За сорок лет, в очках и лыс,
То захолустных пошлых театров
Излишне чуткий декоратор,
То разрисовщик по фарфору,
А то и вовсе не у дел,
Он странно нравиться умел
Проникновенным разговором,
Больным чутьём, вниманьем добрым,
Уменьем видеть красоту
И смело бросить яркий образ
В души смятенной темноту.
 
 
В разгаре ужин был, но спать
Нас с Мишей слали со средины.
Удел жестокий!
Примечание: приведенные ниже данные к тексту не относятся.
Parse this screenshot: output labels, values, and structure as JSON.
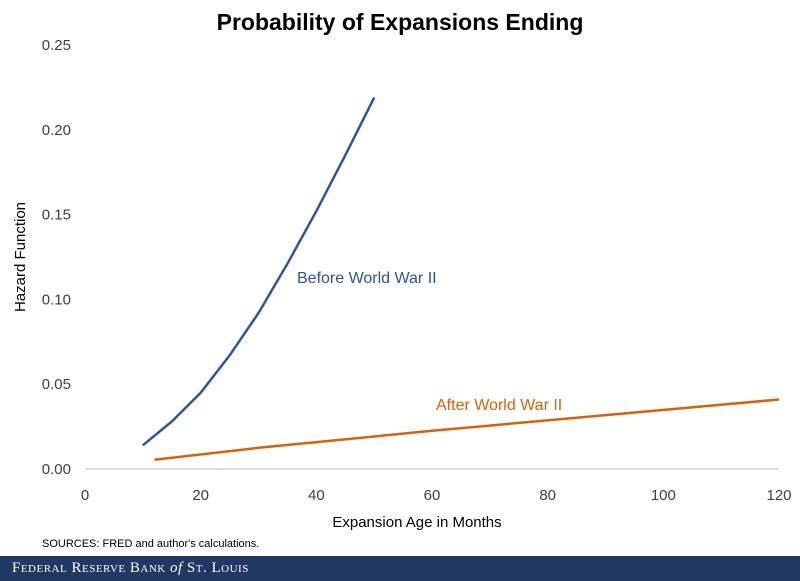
{
  "chart_data": {
    "type": "line",
    "title": "Probability of Expansions Ending",
    "xlabel": "Expansion Age in Months",
    "ylabel": "Hazard Function",
    "xlim": [
      0,
      120
    ],
    "ylim": [
      0,
      0.25
    ],
    "xticks": [
      "0",
      "20",
      "40",
      "60",
      "80",
      "100",
      "120"
    ],
    "yticks": [
      "0.00",
      "0.05",
      "0.10",
      "0.15",
      "0.20",
      "0.25"
    ],
    "grid": false,
    "series": [
      {
        "name": "Before World War II",
        "color": "#2f5597",
        "x": [
          10,
          15,
          20,
          25,
          30,
          35,
          40,
          45,
          50
        ],
        "y": [
          0.014,
          0.028,
          0.045,
          0.067,
          0.092,
          0.121,
          0.152,
          0.185,
          0.219
        ]
      },
      {
        "name": "After World War II",
        "color": "#d5620d",
        "x": [
          12,
          30,
          60,
          90,
          120
        ],
        "y": [
          0.0055,
          0.0125,
          0.0225,
          0.0318,
          0.041
        ]
      }
    ],
    "annotations": [
      "Before World War II",
      "After World War II"
    ]
  },
  "source": "SOURCES: FRED and author's calculations.",
  "footer": {
    "prefix": "Federal Reserve Bank ",
    "of": "of",
    "suffix": " St. Louis"
  }
}
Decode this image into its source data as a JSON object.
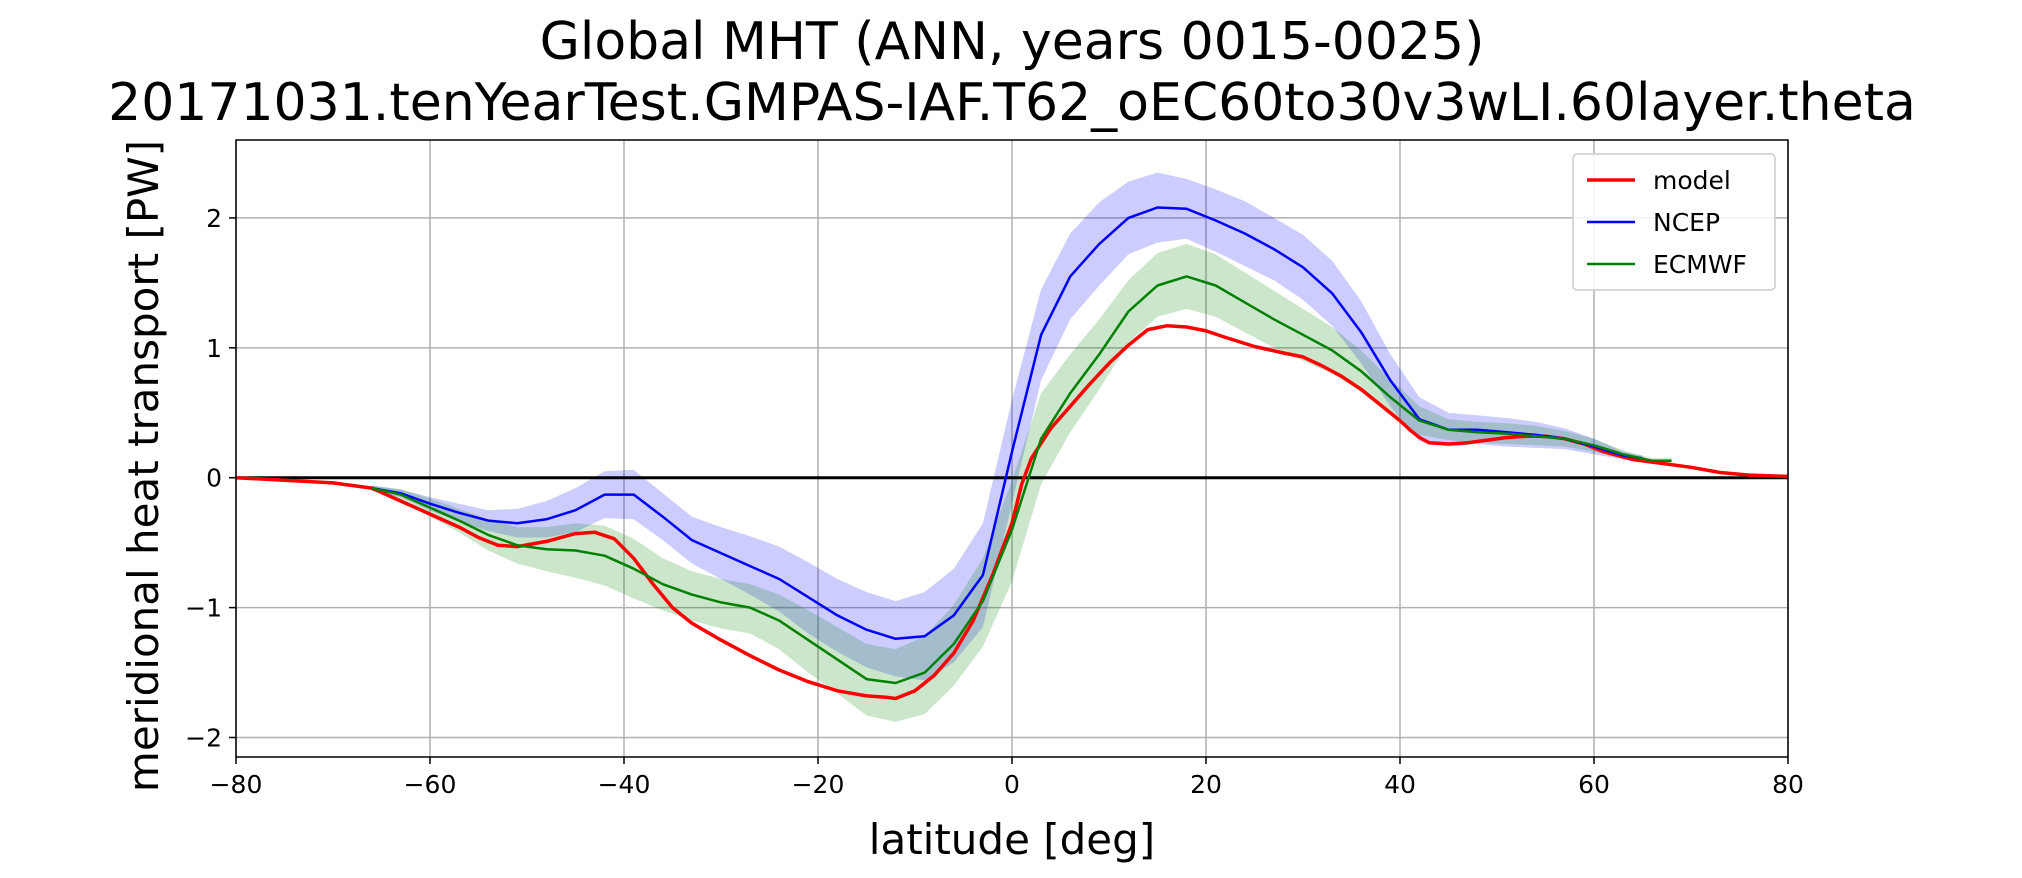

Там в гостиной,
Ещё сойдутся танцевать,
Олег Иваныч меж гостями
Разыщет жертву – полной даме
Платком глаза схватят вплотную,
И все, как дети, врассыпную, –
Бродить на ощупь в Опанаса,
Шарады в лицах представлять
И в Папу Римского играть.
В расчётах тонких преферанса
В углу, за ломберным столом,
Сойдутся старшие кружком;
И строки грустного романса
Учитель живописи Лялин,
Склонясь над зеркалом рояля,
Споёт:
«Вам девятнадцать лет, у вас своя дорога,
Вы можете смеяться и шутить!..
А я старик седой, я пережил так много…»{52}
И всё,
И это тоже всё
Оборвалось…
 
 
…Вечером как-то спешил я к их дому,
Слякотью мартовской, поздней зимой, –
Перед дверьми их стоял незнакомый
Автомобиль легковой.
Тускло желтелся в дожде-косохлёсте
С визгом качаемый ветром фонарь –
Дверь отворилась – и странные гости
Вышли в ночную недобрую хмарь:
В гладких пальто одинаковых двое,
С поднятым чёрным воротником,
И между ними – отец, расстроен,
С беленьким узелком.
Видя меня – он не видел. И сердце
Сжалось, предчувствуя быль.
Вспыхнули фары – хлопнули дверцы –
Брызгая, вырвался автомобиль…
 
 
В дому ещё дымилось жертвоприношенье
Каким-то злым, неведомым богам…
Лежали в грудах книги после потрошенья
И оползнями рушились к ногам.
Ковры комком. Столы и шкафы – настежь.
Бельё, посуда и постели в кучи свалены.
И – шкура на полу.
Как будто этой вот ощеренною пастью
Медведь налютовал, сорвавшись со стены.
Здесь сутки обыск шёл. А найден был лишь снимок
И унесён трофеем он один:
Съезд энергетиков; меж ними –
И Федоровский, и… Рамзин[3].
 
 
Кто б знал тогда, что не удастся навести
В квартире этой – раз разрушенный уют?
Лиха беда – беде прийти,
А пабедки добьют{53}.
Исчез, как канул зять. И тёща в тех же днях
Была параличом разбита.
Недели не прошло – и Миша на коньках
Упал – ударился – сгорел от менингита.
В их мрачный дом, потуплен и стеснён,
Я редко стал. Мне чудилось, что мать пытала немо:
Ведь вот, ты жив. Ты – жив. Зачем же он?
Зачем же он так рано взят на небо?
Но заболела Ляля. И
В день солнечный, скача через ручьи,
В день, бурно лившийся водою талой,
Я к ней пришёл. Она одна лежала,
Худые руки белые за головой держала,
Рукав халата повисал крылом безсильным птицы,
Сползала книга с одеяла.
И вздрогнула: «Серёженька! Иди сюда, мой рыцарь!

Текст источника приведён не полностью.